Interview: Katharina Rilling

 

Max Erick Busse-Grawitz, Wäre der frameless DT Motor ein Superheld – wie müsste man ihn beschreiben?

Als superagiles und ausdauerndes Kraftpaket, viel schneller, als das Auge sehen kann. Beschleunigt in vier Millisekunden auf Top Speed und holt aus 100 Gramm mehr als 1 PS heraus. Er ist schnell, kräftig, überhitzt aber nicht. Er ist quasi ein 100-Meter-Sprinter und Marathonläufer in einem.

 

Auf Youtube sieht man schnellere Roboter auf vier Beinen. Warum ist ANYmal vergleichsweise langsam?

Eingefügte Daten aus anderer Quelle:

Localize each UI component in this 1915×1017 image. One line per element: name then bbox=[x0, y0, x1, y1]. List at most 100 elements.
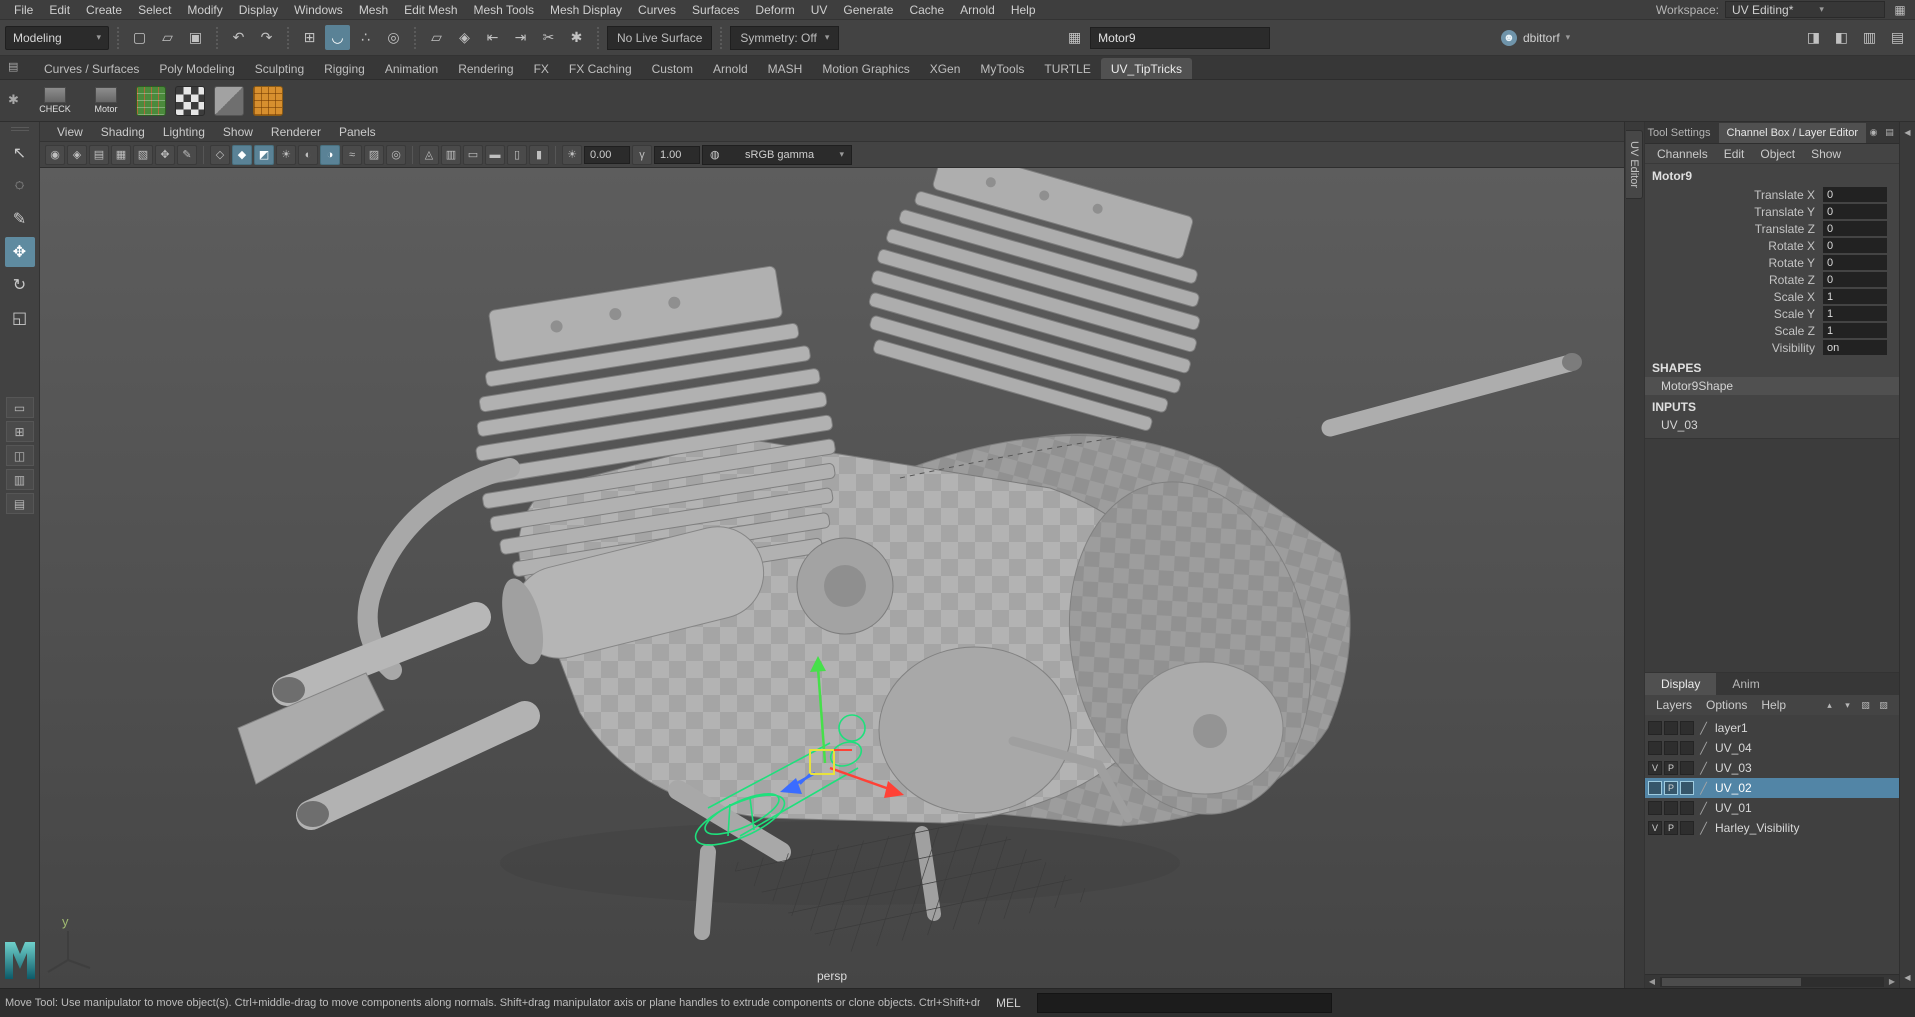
panel-menu-item[interactable]: Renderer bbox=[262, 124, 330, 140]
tool-settings-toggle-icon[interactable]: ◧ bbox=[1829, 25, 1854, 50]
menu-item[interactable]: Modify bbox=[179, 1, 230, 19]
collapse-panel-icon[interactable]: ◀ bbox=[1904, 122, 1910, 143]
symmetry-selector[interactable]: Symmetry: Off ▾ bbox=[730, 26, 839, 50]
scroll-right-icon[interactable]: ▶ bbox=[1885, 977, 1899, 986]
textured-icon[interactable]: ◩ bbox=[254, 145, 274, 165]
menu-item[interactable]: Edit bbox=[41, 1, 78, 19]
attribute-editor-toggle-icon[interactable]: ◨ bbox=[1801, 25, 1826, 50]
layer-visibility-toggle[interactable] bbox=[1648, 781, 1662, 795]
shelf-tab[interactable]: Arnold bbox=[703, 58, 758, 79]
toolbar-grip[interactable] bbox=[216, 27, 218, 49]
colorspace-selector[interactable]: ◍ sRGB gamma ▾ bbox=[702, 145, 852, 165]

Erst mal: Niemand will, dass einem der Roboter in einer Industrieumgebung oder auf einer Ölplattform entgegenrast. Das wäre viel zu gefährlich. ANYmal kann sich dafür in den widrigsten Umgebungen aufhalten. Regen, Schnee, Salzwasser und Öl können ihm nichts anhaben. Wichtiger als Schnelligkeit ist auch der feste Stand. Der Roboter soll Outdoor-Treppen hochsteigen können, ohne herunterzufallen.

 

maxon hat für ANYbotics einen ganz neuen Antrieb entwickelt. Wieso?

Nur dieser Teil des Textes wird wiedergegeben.